2025’in ekoloji gündemi, 2024’ün son günlerinde alınan kararlarla şekillenmeye başladı. 27 Aralık 2024’te Afşin-Elbistan Termik Santrali’nde üretim kapasitesinin artırılması yönünde verilen karar, yeni yılın ilk aylarında çevre ve yaşam savunucularının itirazlarını büyüten başlıklardan biri oldu.
Ocak-şubat: Yurttaşlar termik santrallere, atık tesislerine ‘dur’ dedi
Şubat ayının ilk günlerinde Dersim’de Sütlüce köyü yakınlarında planlanan “entegre katı atık bertaraf tesisi” için iş makinelerinin alana girmesi üzerine köylüler ve çevre örgütleri bölgede nöbet ve protestolara başladı. Projenin doğaya ve yaşam alanlarına zarar vereceği belirtilirken, çalışmanın durdurulması çağrıları yapıldı.
PİRHA
İzmir’de ise “acele kamulaştırma” kararıyla gündeme gelen Tire–Belevi yol çalışması güzergâhındaki ağaç kesimlerine karşı Çayırlı köylüleri başta olmak üzere yurttaşların tepkisi şubat boyunca sürdü.
Aynı ay içinde çevre örgütleri, Aliağa’daki termik santral faaliyetlerine ilişkin itirazlarını yeniden gündeme taşıdı; santralın kapatılması gerektiği yönünde çağrılar yinelendi.
İklim krizinin etkileri de şubat ayından itibaren görünürleşti. Adıyaman Çat Barajı’nda yağışların düşmesiyle su seviyesindeki gerileme ve “yüzen adalar”ın kıyıya vurması, bölgede kuraklık kaygılarını artıran işaretlerden biri olarak kayda geçti.

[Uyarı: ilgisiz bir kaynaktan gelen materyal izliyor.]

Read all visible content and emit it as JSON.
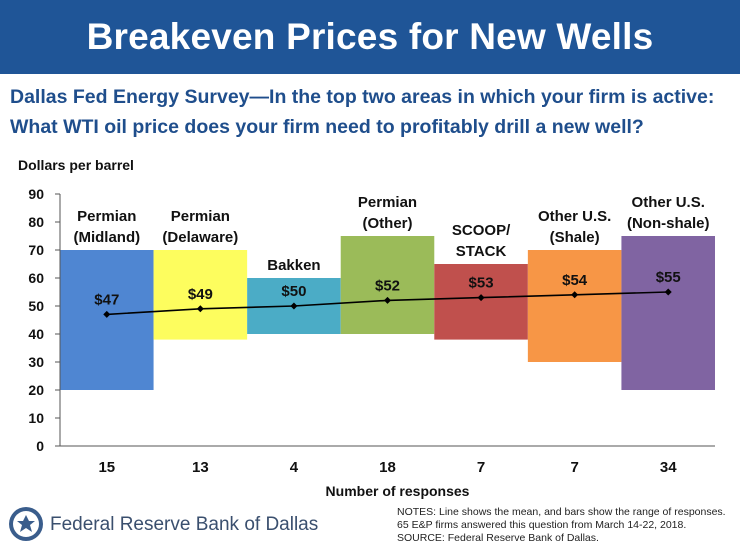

Mart: Maden sahalarına karşı itirazlar büyüdü
Mart ayında Malatya Arguvan’da köylerin maden sahası ilan edilmesine karşı yurttaşlar protestolar düzenledi; bölgenin endemik bitki çeşitliliği ve ekosistem yapısına dikkat çekilerek “yaşam alanları daraltılıyor” vurgusu öne çıktı.
Hatay’da ise Dikmece’de, hukuki süreç sonuçlanmadan zeytinlik ve ormanlık alanlarda iş makinelerinin çalışmaya başlaması tepkilere yol açtı. Deprem sonrası yaşam mücadelesi veren yurttaşlar, tarım arazilerinin ve zeytinliklerin imara açılmasına karşı nöbetlerini sürdürdü.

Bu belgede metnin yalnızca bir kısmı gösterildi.